Melanie Rowen, a woman with multiple sclerosis living in San Francisco, appeared before the Assembly Committee on Health yesterday to talk about money — or rather, lack of it.

When she first found out she had multiple sclerosis, Rowen had health care insurance but her medication was still expensive. “My insurance plan required me to pay 30% of it,” Rowen said. “I couldn’t afford it, but I put it on credit cards.” As she watched her disease progress, she saw her bank account drain away and her health care debt pile up.

Assembly member Fiona Ma (D-San Francisco) hopes to prevent similar scenarios with AB 1800 which would establish a limit on annual out-of-pocket expenses for prescription medications for insured Californians.

“It is unconscionable to make people choose between the medical medications they need and food for their children,” Ma said.

“If AB 1800 were in effect now,” Rowen said, “I’d be spending $6,000 a year and no more, rather than this limitless amount. It’s just a bottomless pit, in a market where we have no bargaining power at all.”
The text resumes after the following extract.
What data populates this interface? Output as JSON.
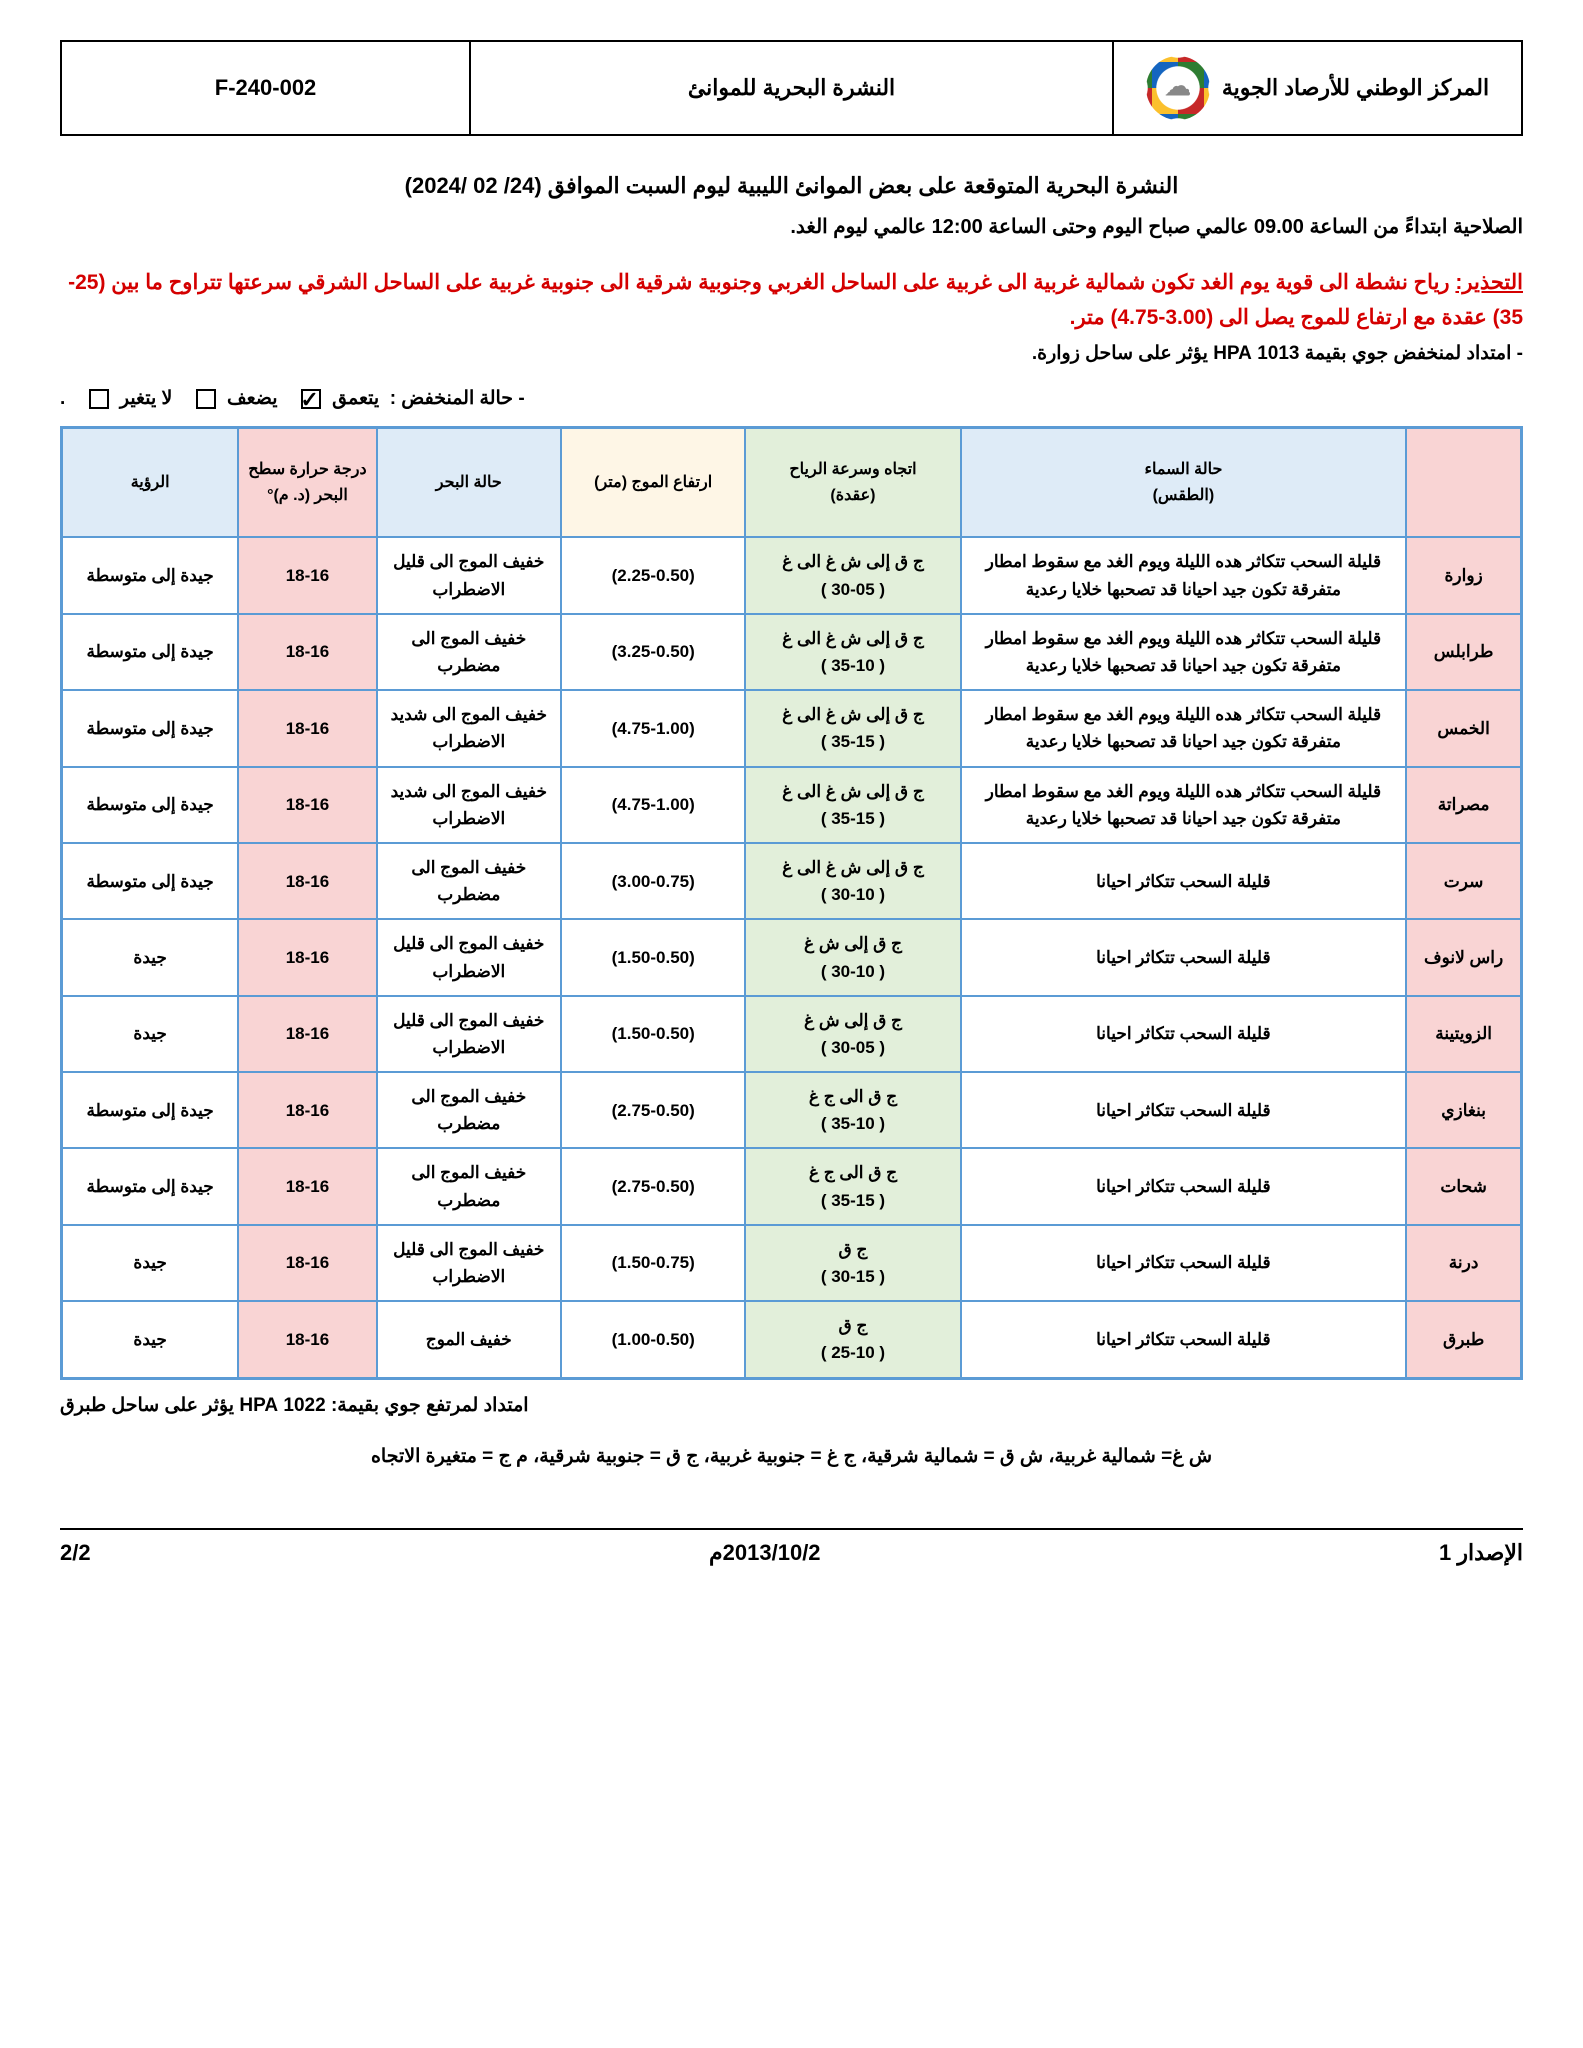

Nick Louizos, director of legislative affairs for the California Association of Health Plans, said there were several troubling elements to the bill.

For one thing, “it turns the Independent Medical Review process on its head,” Louizos said. “There are amendments on the table, but we continue to be concerned about this part of the bill.”

And, he said, when small-group insurance doesn’t fully cover some medications and patients get them anyway, that could pump up premium prices for large employers.

“This bill goes beyond the federal [health care reform] law in key ways,” he said. “As this applies to large employers, it will increase premiums, and we don’t think it’s appropriate to apply this to large employers.”

The bill passed the Assembly Committee on Health with 12 aye votes, and now heads to Appropriations.